This is the first I’ve heard that Nicole watches Disney musicals, but my surprise barely registers before I realize what she must mean. “No,” I say. “Absolutely not.”
“Say hello to our new roommate,” she says with a grin, leaning against Damien. “We’re going to be staying here too, obviously.” Shifting her face back toward Jake, she says, “Lainey may have temporarily saved your sorry ass, but you’re on house arrest. You don’t go anywhere, or do anything, without one of us.”
“Then how the fuck am I supposed to get the necklace back?” Jake asks, his expression closing down fast. Gone is the penitent man who let me run my hands all over him to search for a necklace he knew he didn’t have. He looks like a rat caught in a glue trap. Maybe that’s why Professor X is being so sweet to him—empathy is a powerful drug.
Nicole grins at him. “Sounds to me like you and Lainey already figured out how to handle that. You and Lainey are a couple now. You’ll do your group therapy session with the happy couple and the old bird, which I would honestly kill to see. And since there are two of you, one of you can keep the others distracted while the other looks for the necklace. Divide and conquer. Boom. It’s perfect.”
“I don’t think it’s perfect,” Jake objects.
“Then it’s a good thing your opinion doesn’t matter,” Damien says pointedly, resting his elbow on the arm of the couch.
“I can’t stay here.” Jake glances at the front door as if he’s contemplating making a run for it.
“Are you stupid?” Nicole asks him pointedly.

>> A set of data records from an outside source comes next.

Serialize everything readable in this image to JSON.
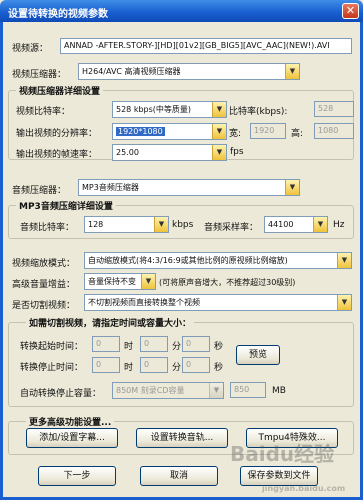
{
  "window": {
    "title": "设置待转换的视频参数",
    "close_glyph": "✕"
  },
  "video_source": {
    "label": "视频源：",
    "value": "ANNAD -AFTER.STORY-][HD][01v2][GB_BIG5][AVC_AAC](NEW!).AVI"
  },
  "video_compressor": {
    "label": "视频压缩器：",
    "value": "H264/AVC 高清视频压缩器"
  },
  "video_detail": {
    "title": "视频压缩器详细设置",
    "bitrate_label": "视频比特率：",
    "bitrate_value": "528  kbps(中等质量)",
    "bitrate_input_label": "比特率(kbps):",
    "bitrate_input_value": "528",
    "resolution_label": "输出视频的分辨率：",
    "resolution_value": "1920*1080",
    "width_label": "宽:",
    "width_value": "1920",
    "height_label": "高:",
    "height_value": "1080",
    "framerate_label": "输出视频的帧速率：",
    "framerate_value": "25.00",
    "framerate_unit": "fps"
  },
  "audio_compressor": {
    "label": "音频压缩器：",
    "value": "MP3音频压缩器"
  },
  "audio_detail": {
    "title": "MP3音频压缩详细设置",
    "bitrate_label": "音频比特率：",
    "bitrate_value": "128",
    "bitrate_unit": "kbps",
    "samplerate_label": "音频采样率：",
    "samplerate_value": "44100",
    "samplerate_unit": "Hz"
  },
  "scaling": {
    "label": "视频缩放模式：",
    "value": "自动缩放模式(将4:3/16:9或其他比例的原视频比例缩放)"
  },
  "volume": {
    "label": "高级音量增益：",
    "value": "音量保持不变",
    "hint": "(可将原声音增大，不推荐超过30级别)"
  },
  "cut": {
    "label": "是否切割视频：",
    "value": "不切割视频而直接转换整个视频"
  },
  "cut_group": {
    "title": "如需切割视频，请指定时间或容量大小：",
    "start_label": "转换起始时间：",
    "stop_label": "转换停止时间：",
    "start_h": "0",
    "start_m": "0",
    "start_s": "0",
    "stop_h": "0",
    "stop_m": "0",
    "stop_s": "0",
    "hour_unit": "时",
    "minute_unit": "分",
    "second_unit": "秒",
    "preview_button": "预览",
    "capacity_label": "自动转换停止容量：",
    "capacity_value": "850M 刻录CD容量",
    "capacity_input": "850",
    "capacity_unit": "MB"
  },
  "advanced": {
    "title": "更多高级功能设置...",
    "subtitle_button": "添加/设置字幕...",
    "audio_track_button": "设置转换音轨...",
    "special_button": "Tmpu4特殊效..."
  },
  "footer": {
    "next_button": "下一步",
    "cancel_button": "取消",
    "save_button": "保存参数到文件"
  },
  "watermark": {
    "text": "Baidu经验",
    "url": "jingyan.baidu.com"
  },
  "icons": {
    "dropdown": "▼"
  }
}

“Maybe. I just got caught by a woman in a knockoff Red Lobster uniform.”
I shoot him a glare.
“Yeah, you did,” Nicole says, holding his gaze. “And Lainey’sdefinitelystupid, because she cares enough about saving your brother’s ass to have risked her own freedom. She could have gotten caught putting the fake in that case. She could still get caught. You may not be happy to be here, but you’re damn lucky.”
Something passes through his gaze, but I can’t read him. I remember what he said in the car earlier.
Damned if know who I am.
As if he’s spent so long pretending he no longer understands what’s real—something I relate to more than I’d like.
“What happens once we get the necklace?”
“That’s above your pay grade, Flynn Rider,” Nicole says. “But my husband and I will work out a plan for getting your brother released and getting the old lady back her Heart of the Mountain.”
“I don’t trust you,” he says starkly.
She laughs. “And I sure as hell don’t trust you. Which is why I’m also going to point out that after we had an intruder last summer, we shored this place up like it’s Alcatraz. Damien and my sister’s boyfriend, the really big guy who lives right next door, had a nice talk with the local police officers about what it means to serve and protect. If an alarm goes off in this place, they’ll be shitting their pants trying to be the first to get here. You break out, they’ll grab you.”
He swallows, looks away before glancing back. “I don’t do well in confinement.”
Nicole gets up, stretches, then says, “You’re a therapist, surely you appreciate the possible benefits of exposure therapy.”
“I need my clothes. My things from the apartment.”
I think of his sketchbooks, tucked carefully away, the comics of him and Ryan. I feel a pulse of unwanted sympathy for him.
“Damien has clothes. You’ll wear his things. We can get you a phone charger, and there are extra toothbrushes and deodorant in the closet. Consider this your Club Med.”
A half smile passes over his face right before he sags in his chair, and I know he’s only pretending the fight’s gone out of him. He’s not going to let this go. He won’t leave a piece of himself behind like that—not when it sounds like he has so few of them left.
“Fine, whatever,” Jake says. “I have to pick up my car. Anthony’s going to get suspicious if I’m parked outside of his old lady’s place for days.”
“This is a full-service prison,” Damien says. “We’ll pick it up for you.”
Jake swears under his breath, but he plucks his keys out of his pocket and throws them to Damien.
“It’s the red Corolla.”
“Wait,” I say, glancing between my friends in disbelief. “You’re leaving me here with him?”
“He’ll be locked in his room, and the window is alarmed,” Nicole says. “You can handle him.”